4.1.2 Évolution du cadre législatif

4.1.2 Évolution du cadre législatif

Pour compléter le tableau du contexte dans lequel intervient le présent rapport d’observation, nous souhaiterions encore évoquer quelques-unes des modifications législatives ou réglementaires relatives à notre champ d’observation.

De la LASI à la LIASI

La révision de la Loi sur l’aide sociale individuelle (LASI), combattue par référendum par la gauche, les syndicats et les milieux associatifs œuvrant dans le domaine du social, a été acceptée en votation populaire en novembre 2011 et est entrée en vigueur en 2012 sous le libellé de Loi sur l’insertion et l’aide sociale individuelle (LIASI). Depuis cette révision, la mission de réinsertion professionnelle et sociale a été attribuée, pour les chômeurs en fin de droit, à l’Hospice général (article 2). Cela est notamment dû à la suppression du revenu minimum cantonal d’aide sociale (RMCAS). « La LIASI consacre en effet la fin du RMCAS, un régime cantonal spécial créé en 1995 face au phénomène du chômage structurel, et qui permettait aux chômeurs en fin de droit de ne pas émarger à l’aide sociale. Selon le Conseil d’Etat, le régime du RMCAS n’aurait pas atteint ses buts, notamment du fait que certaines personnes y demeuraient de nombreuses années, sans parvenir à se réinsérer sur le marché du travail. Avec la LIASI, le Conseil d’Etat avait l’intention d’instaurer un dispositif « plus efficace », avec notamment l’investissement de 20 millions dans des mesures de réinsertion » (OASI, 2015, 5) « L’ensemble des chômeurs en fin de droit du canton de Genève n’a droit à une aide financière qu’à des conditions bien plus restrictives qu’avant, les barèmes de l’aide sociale étant nettement plus bas que ceux du RMCAS ; un nombre non négligeable de personnes se retrouve donc sans aucune aide. » (OASI, 2015, 11).

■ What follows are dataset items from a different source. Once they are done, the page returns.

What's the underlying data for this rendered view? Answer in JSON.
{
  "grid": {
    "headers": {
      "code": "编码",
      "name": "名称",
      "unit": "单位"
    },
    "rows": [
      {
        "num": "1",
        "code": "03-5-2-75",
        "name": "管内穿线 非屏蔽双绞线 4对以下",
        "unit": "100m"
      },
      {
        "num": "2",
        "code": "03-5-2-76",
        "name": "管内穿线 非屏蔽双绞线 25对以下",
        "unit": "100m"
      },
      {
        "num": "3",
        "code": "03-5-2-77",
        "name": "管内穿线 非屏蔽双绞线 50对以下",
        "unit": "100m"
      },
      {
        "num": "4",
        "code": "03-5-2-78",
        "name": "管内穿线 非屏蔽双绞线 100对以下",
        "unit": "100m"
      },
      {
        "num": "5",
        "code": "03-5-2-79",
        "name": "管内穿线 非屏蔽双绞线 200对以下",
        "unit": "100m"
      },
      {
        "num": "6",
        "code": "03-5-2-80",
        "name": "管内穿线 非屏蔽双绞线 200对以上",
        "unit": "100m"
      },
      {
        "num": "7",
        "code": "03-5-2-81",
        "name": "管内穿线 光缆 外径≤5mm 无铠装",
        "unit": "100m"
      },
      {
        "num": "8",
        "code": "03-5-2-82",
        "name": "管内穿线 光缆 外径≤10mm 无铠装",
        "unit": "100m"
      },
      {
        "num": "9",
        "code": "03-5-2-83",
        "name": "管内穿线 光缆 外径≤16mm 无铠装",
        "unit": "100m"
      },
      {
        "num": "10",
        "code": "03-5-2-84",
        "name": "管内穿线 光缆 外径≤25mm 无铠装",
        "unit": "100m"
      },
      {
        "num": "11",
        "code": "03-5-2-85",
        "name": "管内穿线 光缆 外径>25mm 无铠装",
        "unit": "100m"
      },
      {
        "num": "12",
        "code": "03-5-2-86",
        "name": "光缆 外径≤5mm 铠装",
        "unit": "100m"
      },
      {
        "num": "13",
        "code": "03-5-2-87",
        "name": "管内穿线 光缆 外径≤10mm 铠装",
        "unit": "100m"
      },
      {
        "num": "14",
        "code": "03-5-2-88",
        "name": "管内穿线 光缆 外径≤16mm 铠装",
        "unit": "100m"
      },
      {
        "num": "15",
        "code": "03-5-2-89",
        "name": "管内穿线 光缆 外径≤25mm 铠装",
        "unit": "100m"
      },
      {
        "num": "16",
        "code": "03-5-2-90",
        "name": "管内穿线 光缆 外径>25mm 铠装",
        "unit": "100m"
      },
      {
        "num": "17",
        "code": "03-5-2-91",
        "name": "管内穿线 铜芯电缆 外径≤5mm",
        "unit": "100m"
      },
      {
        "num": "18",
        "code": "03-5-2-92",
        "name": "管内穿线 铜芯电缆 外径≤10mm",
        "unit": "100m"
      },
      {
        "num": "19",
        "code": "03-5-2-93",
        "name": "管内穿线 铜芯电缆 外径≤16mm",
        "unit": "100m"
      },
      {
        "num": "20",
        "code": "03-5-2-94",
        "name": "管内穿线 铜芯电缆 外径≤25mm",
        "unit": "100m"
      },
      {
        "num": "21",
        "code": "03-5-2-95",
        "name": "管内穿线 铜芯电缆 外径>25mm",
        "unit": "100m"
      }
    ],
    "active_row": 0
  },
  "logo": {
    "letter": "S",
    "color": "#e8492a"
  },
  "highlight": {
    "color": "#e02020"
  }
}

Au vu de cette nouvelle tâche de réinsertion professionnelle, l’Hospice général a mis en place de nouvelles dispositions : check-list, stages d’évaluation, division des tâches entre les Centres d’action sociale (CAS) et son nouveau service spécifique, le Service de réinsertion professionnelle (SRP). Parallèlement à ces changements, la révision de la LASI ouvre certaines prestations aux personnes suivies par l’Hospice général :

« la possibilité pour certains bénéficiaires de la LIASI d'avoir accès aux mesures cantonales en matière de chômage : Allocation de retour à l'emploi (ARE), Emplois de solidarité (EdS), Allocation de formation (AFO), ainsi qu'aux mesures prévues par la loi fédérale sur l'assurance-chômage (LACI) » (OASI, 2015, 11).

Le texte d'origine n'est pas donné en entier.